Consequently I think it would be a good thing if someone on this list applied for the UTC position Dahmus is vacating. Lane Wimberley would be a very good candidate, but I'm sure there are others. All you have to do is apply. That's what I did, that's what Tommy did, that's what Mike did. You go to 8th and Congress and fill out an application. You meet with the councilperson. You get appointed, you go to meetings a couple of times a month and read a few documents in between; you start working to make things happen. 4 years later a bicyclist is NOT killed because of facilities you worked to get installed, and more people are biking because the facilities are there. It's not much, but it's a hell of a lot better than nothing. Think about it.

The UTC generally meets once month in the evening (date and location varies), and citizens can address the UTC to give their two cents on transportation issues.

The UTC also has a Bicycle Subcommittee, open to all, which is one of the best avenues for local cyclists to pursue improvements for cycling in the city. Meetings are generally held on the last Wednesday of the month at 6:30 at One Texas Center (505 Barton Springs), in the 8th floor conference room. Here are agendas and minutes from some of the meetings. Here's Mike Dahmus' 99-00 Bike Subcommittee site. The Spinning Wheel Project has documented resolutions passed by the Bike Subcommittee in 2000.

Reporting problems with Signals, Signs, and Roadways

Fill out the online form to report problems to the City, or download the 311 app.

Or by phone:

For traffic engineering, traffic signs, striping, parking, speed limit, and bicycle related issues, call the main number for Traffic Engineering, 974-7129, and make an official request for the situation to be reviewed. All requests are entered into a computer, a "blue form" is then generated and handed over to the traffic engineer supervisor who then gives the request to one of his 3 engineer technicians. The tech is trained to make the initial decision on whether or not the request warrants a change to be made. If so, the change is made and either way the citizen receives a letter back explaining why or why not the change was made. (this paragraph from the City's Bicycle Program)
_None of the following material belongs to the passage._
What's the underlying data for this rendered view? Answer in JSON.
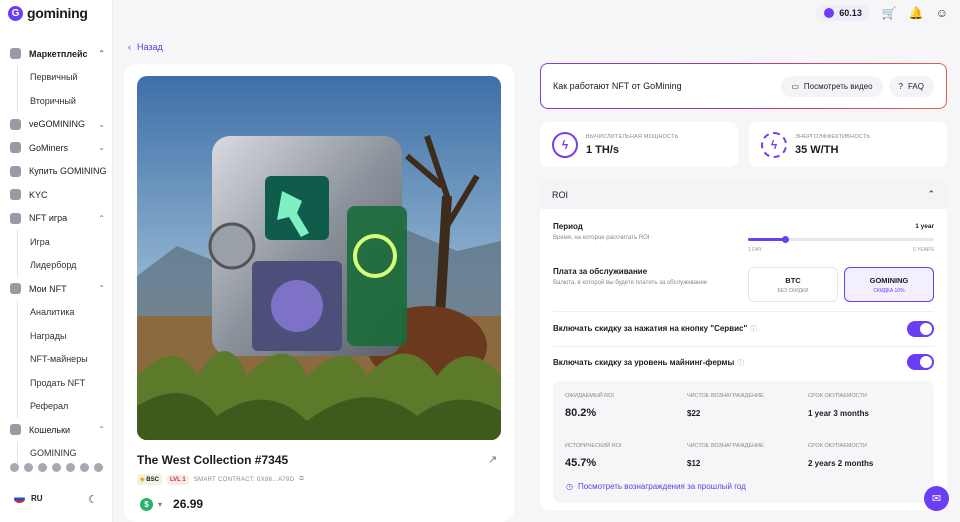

Police department's collision database

Search APD's collision database.


(Capital Area Metropolitan Planning Organization)

CAMPO controls spending on all federal transportation dollars that flow through the Texas Department of Transportation for a five-county region (Travis, Williamson, Hays, Bastrop, and Caldwell). Only projects written into its 25-year plan (which anticipates funding of more than $28 billion) can be funded.  It's made up of representatives of local governments.

Typically, it tends to favor roads over public transit and bike/ped facilities. CAMPO reserves 15% of the roughly its STP 4C federal funds for bikes and peds (~$12 million in 2002), but -- surprise, surprise -- often that bike/ped money doesn't get spent.

CAMPO usually meets the second Monday of the month at 6:00-~10:30 or so at the Joe C. Thompson Conference Center at UT (SW corner of 26th & Red River).

Travis County Commissioners Court

The Travis County Commissioners Court is deceptively titled -- they're really a legislative body like a city council, not a court of law that determines guilt or innocence. They're comprised of a "judge" (more like a chairman) and four commissioners.

Summary of City meetings where cyclists can speak

Citizens can sign up to speak for three minutes at most public meetings. This is an excellent way for cyclists to try to influence local government about cycling issues, especially when there is a specific cycling proposal on the table. Here's a summary of City meetings where cyclists can speak. Meetings are held in various locations right now until the Council selects a new headquarters. (The site of the old building is soon to be occupied by a computer company, as per an agreement with the City.)

City Council. Every Thursday. Meetings start around 1:30 and generally run into the evening. Agendas and minutes are available at the City Council site. We also have more info about the City Council.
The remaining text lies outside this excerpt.